Does your child need a pulpotomy? Over half of six- to eight-year-olds in the United States have one or more cavities in their primary teeth, according to the U.S. Centers for Disease Control and Prevention (CDC). Advanced or untreated decay may result in the need for a pulpotomy. If this dental procedure is new to you, take a look at the top questions parents have about pulpotomies.
Why Would a Child Need a Pulpotomy Procedure?

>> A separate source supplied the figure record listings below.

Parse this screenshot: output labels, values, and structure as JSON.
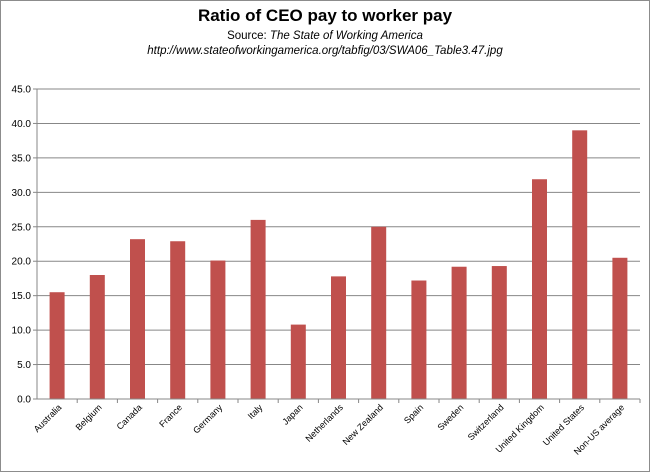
{
  "chart_data": {
    "type": "bar",
    "title": "Ratio of CEO pay to worker pay",
    "subtitle_prefix": "Source: ",
    "subtitle_source": "The State of Working America",
    "subtitle_url": "http://www.stateofworkingamerica.org/tabfig/03/SWA06_Table3.47.jpg",
    "xlabel": "",
    "ylabel": "",
    "categories": [
      "Australia",
      "Belgium",
      "Canada",
      "France",
      "Germany",
      "Italy",
      "Japan",
      "Netherlands",
      "New Zealand",
      "Spain",
      "Sweden",
      "Switzerland",
      "United Kingdom",
      "United States",
      "Non-US average"
    ],
    "values": [
      15.5,
      18.0,
      23.2,
      22.9,
      20.1,
      26.0,
      10.8,
      17.8,
      25.0,
      17.2,
      19.2,
      19.3,
      31.9,
      39.0,
      20.5
    ],
    "ylim": [
      0,
      45
    ],
    "yticks": [
      "0.0",
      "5.0",
      "10.0",
      "15.0",
      "20.0",
      "25.0",
      "30.0",
      "35.0",
      "40.0",
      "45.0"
    ],
    "grid": true,
    "legend": "none",
    "bar_color": "#c0504d",
    "grid_color": "#878787"
  }
}
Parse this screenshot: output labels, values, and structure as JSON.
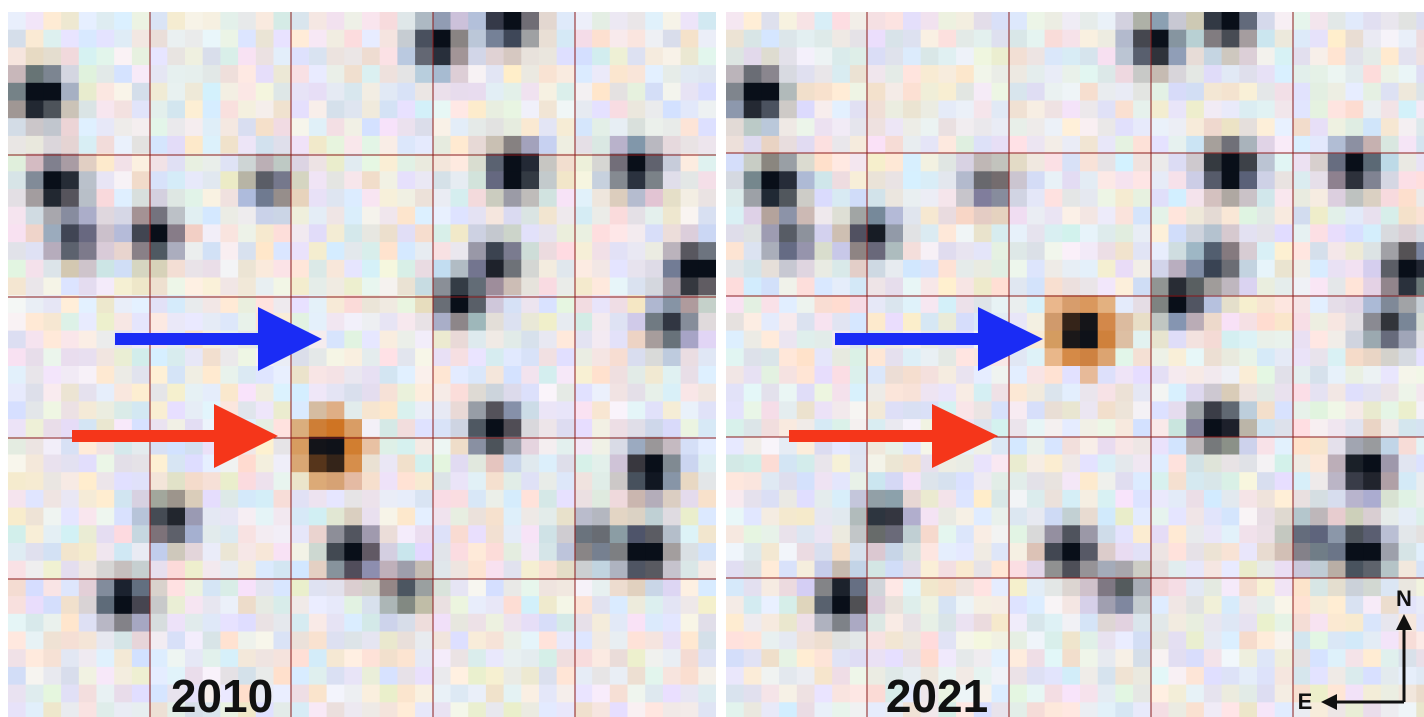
{
  "panels": [
    {
      "label": "2010"
    },
    {
      "label": "2021"
    }
  ],
  "compass": {
    "north": "N",
    "east": "E"
  }
}
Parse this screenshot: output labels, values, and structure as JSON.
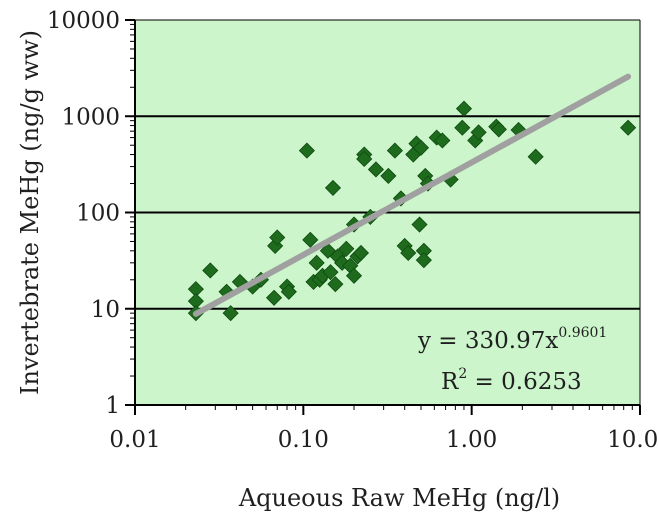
{
  "chart_data": {
    "type": "scatter",
    "title": "",
    "xlabel": "Aqueous Raw MeHg (ng/l)",
    "ylabel": "Invertebrate MeHg (ng/g ww)",
    "x_scale": "log",
    "y_scale": "log",
    "xlim": [
      0.01,
      10
    ],
    "ylim": [
      1,
      10000
    ],
    "x_ticks": [
      "0.01",
      "0.10",
      "1.00",
      "10.00"
    ],
    "y_ticks": [
      "1",
      "10",
      "100",
      "1000",
      "10000"
    ],
    "grid": "horizontal major gridlines",
    "legend": "none",
    "colors": {
      "plot_background": "#ccf5cc",
      "marker": "#1e6b1e",
      "trendline": "#a0a0a0",
      "gridline": "#000000"
    },
    "annotations": {
      "equation_base": "y = 330.97x",
      "equation_exponent": "0.9601",
      "r2_label": "R",
      "r2_sup": "2",
      "r2_value": " = 0.6253"
    },
    "trendline": {
      "type": "power",
      "coefficient": 330.97,
      "exponent": 0.9601,
      "x_range": [
        0.023,
        8.5
      ]
    },
    "points": [
      [
        0.023,
        16
      ],
      [
        0.023,
        12
      ],
      [
        0.023,
        9
      ],
      [
        0.028,
        25
      ],
      [
        0.035,
        15
      ],
      [
        0.037,
        9
      ],
      [
        0.042,
        19
      ],
      [
        0.05,
        17
      ],
      [
        0.056,
        20
      ],
      [
        0.067,
        13
      ],
      [
        0.068,
        45
      ],
      [
        0.07,
        55
      ],
      [
        0.08,
        17
      ],
      [
        0.082,
        15
      ],
      [
        0.105,
        440
      ],
      [
        0.11,
        52
      ],
      [
        0.115,
        19
      ],
      [
        0.12,
        30
      ],
      [
        0.125,
        20
      ],
      [
        0.13,
        22
      ],
      [
        0.14,
        40
      ],
      [
        0.145,
        24
      ],
      [
        0.15,
        180
      ],
      [
        0.155,
        18
      ],
      [
        0.16,
        35
      ],
      [
        0.17,
        30
      ],
      [
        0.18,
        42
      ],
      [
        0.19,
        28
      ],
      [
        0.2,
        75
      ],
      [
        0.2,
        22
      ],
      [
        0.21,
        35
      ],
      [
        0.22,
        38
      ],
      [
        0.23,
        400
      ],
      [
        0.23,
        360
      ],
      [
        0.25,
        90
      ],
      [
        0.27,
        280
      ],
      [
        0.32,
        240
      ],
      [
        0.35,
        440
      ],
      [
        0.38,
        140
      ],
      [
        0.4,
        45
      ],
      [
        0.42,
        38
      ],
      [
        0.45,
        400
      ],
      [
        0.47,
        520
      ],
      [
        0.49,
        75
      ],
      [
        0.5,
        470
      ],
      [
        0.52,
        40
      ],
      [
        0.52,
        32
      ],
      [
        0.53,
        240
      ],
      [
        0.55,
        200
      ],
      [
        0.62,
        600
      ],
      [
        0.67,
        560
      ],
      [
        0.75,
        220
      ],
      [
        0.88,
        760
      ],
      [
        0.9,
        1200
      ],
      [
        1.05,
        560
      ],
      [
        1.1,
        680
      ],
      [
        1.4,
        780
      ],
      [
        1.45,
        730
      ],
      [
        1.9,
        720
      ],
      [
        2.4,
        380
      ],
      [
        8.5,
        760
      ]
    ]
  }
}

Before you learn more about the whys of pulpotomies, you may need to understand the whats. What is a pulpotomy? As the name implies, this dental procedure focuses on the pulp of the tooth. Dental pulp is a jelly-like substance in the center of a tooth. This inner layer of a tooth contains the nerves and blood vessels. Even though dental decay starts at the hard outer layer (the enamel) of a tooth, if left untreated, it can move inwards.
Decayed or damaged pulp loses its blood and nerve supply. As the infection spreads, it can cause pain, fever, swelling, or bad breath. To reduce the risk of severe or untreated decay, the dentist may recommend a pulpotomy. This is pulp removal in the crown, or the visible, above the gumline part of the tooth.
If your child has dental decay that has moved into the pulp chamber area and affects this substance (or the restoration necessary to correct the cavity would affect the pulp), the dentist may recommend a pulpotomy. Some types of serious dental injuries may also require this procedure.
Is a Pulpotomy Always Necessary?
Why would you choose this procedure over an extraction — especially for a baby (primary) tooth? Your child will eventually lose this tooth. Baby teeth are placeholders that can help maintain spacing in your child's mouth.
If the permanent tooth isn't ready to come in, removing a baby tooth prematurely could interfere with spacing and the placement of your child's teeth. Baby teeth also make it possible for your child to chew easily and speak clearly. Extraction could interfere with your child's ability to eat safely or develop verbal communication skills.
What Happens During A Pulpotomy?
Like other dental procedures, the dentist will numb the area with an anesthetic before the pulpotomy. This will make the process painless for your child. If your child is nervous about the procedure, is afraid of needles (the local anesthetic requires a needle for the injection), or won't sit still for the anesthetic or the rest of the pulpotomy procedure, ask the dentist about sedation options. Dental sedation allows your child to relax and rest during the surgery.
After the area is numb, the dentist will drill and remove the decayed outer area of enamel. The dentist will need to continue drilling through the dentin (the yellow second layer of the tooth that is under the enamel) and into the pulp chamber. When the dentist reaches the pulp chamber, they will remove the crown-level pulp. After the pulp is removed, the dentist will seal the top of the tooth.
Is a Pulpotomy and Pulpectomy the Same Pediatric Dental Procedure?
No, these two procedures are not the same. While they are similar, a pulpotomy is the removal of the crown (or above the gum) level pulp only. A pulpectomy is the removal of the pulp from both the crown and the root areas. Children typically only need a pulpotomy — but adults often need a pulpectomy as part of a root canal.